Bus biofuel project extended

Bus operator Stagecoach is extending a pioneering biofuel initiative for a further six months after the project, in which buses run on recycled cooking oil, generated a significant cut in carbon emissions and boosted recycling.

The UK's first Bio-buses were launched in October 2007 as part of a ground-breaking environmental project in partnership with Argent Energy that allows customers to exchange used cooking oil for discounted bus travel.

Eight vehicles in Kilmarnock, Scotland, run on 100 per cent biodiesel manufactured from the cooking oil and other food industry by-products from sustainable sources.

The single-deck Bio-buses run under the slogan: "Do your part, be Bio smart!" In the past six months, the cleaner fuel project has cut CO2 emissions from the buses by 80 per cent, saving 550 tonnes of carbon.

Stagecoach issued 5,000 free containers to householders on the route from Stewarton to Darvel via Kilmarnock, to allow them to recycle their used cooking oil in return for discounted bus travel. In six months, more than 21 tonnes of oil has been taken to East Ayrshire Council's recycling plant, doubling the volume normally recycled at the facility.

Local schools and other groups have taken a keen interest in the Bio-bus project. Sam Greer Managing Director of Stagecoach West Scotland, said: "The Bio-Bus project has captured the imagination of local people, and the community has really got behind the scheme.

"More than 600,000 passengers have used the Bio-bus service, helping to cut their own carbon footprint, and we are a long way toward reaching our goal of running a 100 per cent carbon-neutral service. We are delighted to extend the project for a further six months as we monitor the potential to roll the 100 per cent biofuel out to other parts of our UK operations."

Argent Energy, which operates the UK's first large-scale biodiesel plant at Motherwell, is providing bulk fuel storage at Stagecoach's Kilmarnock depot for the duration of trial and is supplying all the biodiesel.

The buses involved in the trial have MAN engines and Alexander Dennis bodies. They have been fitted with bespoke dual-fuel tanks having the capacity for 184 litres of biodiesel and 40 litres of mineral diesel.

From first start up in the morning, the buses will run on mineral diesel until the normal engine operating temperature is achieved, a process that takes no more than 10 minutes. The system then automatically switches over to biodiesel, which powers the vehicles all day.

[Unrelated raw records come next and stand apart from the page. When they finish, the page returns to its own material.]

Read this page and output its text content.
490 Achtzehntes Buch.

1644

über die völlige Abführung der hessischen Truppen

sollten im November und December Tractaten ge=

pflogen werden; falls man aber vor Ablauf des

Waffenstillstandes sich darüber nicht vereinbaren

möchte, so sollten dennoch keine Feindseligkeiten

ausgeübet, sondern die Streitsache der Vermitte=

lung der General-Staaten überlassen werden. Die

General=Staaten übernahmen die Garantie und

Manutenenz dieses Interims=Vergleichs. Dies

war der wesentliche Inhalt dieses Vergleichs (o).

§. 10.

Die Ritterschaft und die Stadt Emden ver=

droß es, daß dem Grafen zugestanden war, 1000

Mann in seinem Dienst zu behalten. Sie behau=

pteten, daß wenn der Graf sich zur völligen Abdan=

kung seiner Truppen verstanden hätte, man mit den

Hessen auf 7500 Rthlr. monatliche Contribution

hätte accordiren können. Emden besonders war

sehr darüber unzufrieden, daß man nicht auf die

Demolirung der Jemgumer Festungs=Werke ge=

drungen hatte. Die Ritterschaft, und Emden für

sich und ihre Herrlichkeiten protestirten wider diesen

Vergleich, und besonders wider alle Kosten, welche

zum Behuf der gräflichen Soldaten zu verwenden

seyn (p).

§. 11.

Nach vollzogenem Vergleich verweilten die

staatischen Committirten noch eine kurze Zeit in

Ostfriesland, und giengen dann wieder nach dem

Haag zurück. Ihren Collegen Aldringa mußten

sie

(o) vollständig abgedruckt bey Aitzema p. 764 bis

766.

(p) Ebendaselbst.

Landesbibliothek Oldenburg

Stagecoach currently uses a blend of 5 per cent biodiesel across its 7,000-vehicle UK bus fleet. This mix is widely used and needs no modifications to vehicles or supply logistics, whereas the 100 per cent biodiesel (B100) fuel needs to be kept at a constant temperature, requiring dedicated fuel storage tanks and modifications to the vehicle tanks.

In a separate announcement, Stagecoach has given details of a £71m investment in new buses and coaches for the UK during 2008-9. It has confirmed orders for nearly 500 of the planned 584 new vehicles, be built by Alexander Dennis (ADL), Optare, MAN, Plaxton, Scania and Volvo.

Of this initial batch, 220 vehicles will meet stringent Euro 5 emissions standards that come into force in September 2009. These vehicles will use selective catalytic reduction (SCR) technology to reduce nitrogen oxides in the exhaust gas. The engine is optimised for low emissions of diesel particulates and low fuel consumption. By adding a reducing agent, the nitrogen oxides produced during combustion are converted into harmless nitrogen and water vapour within a catalytic converter.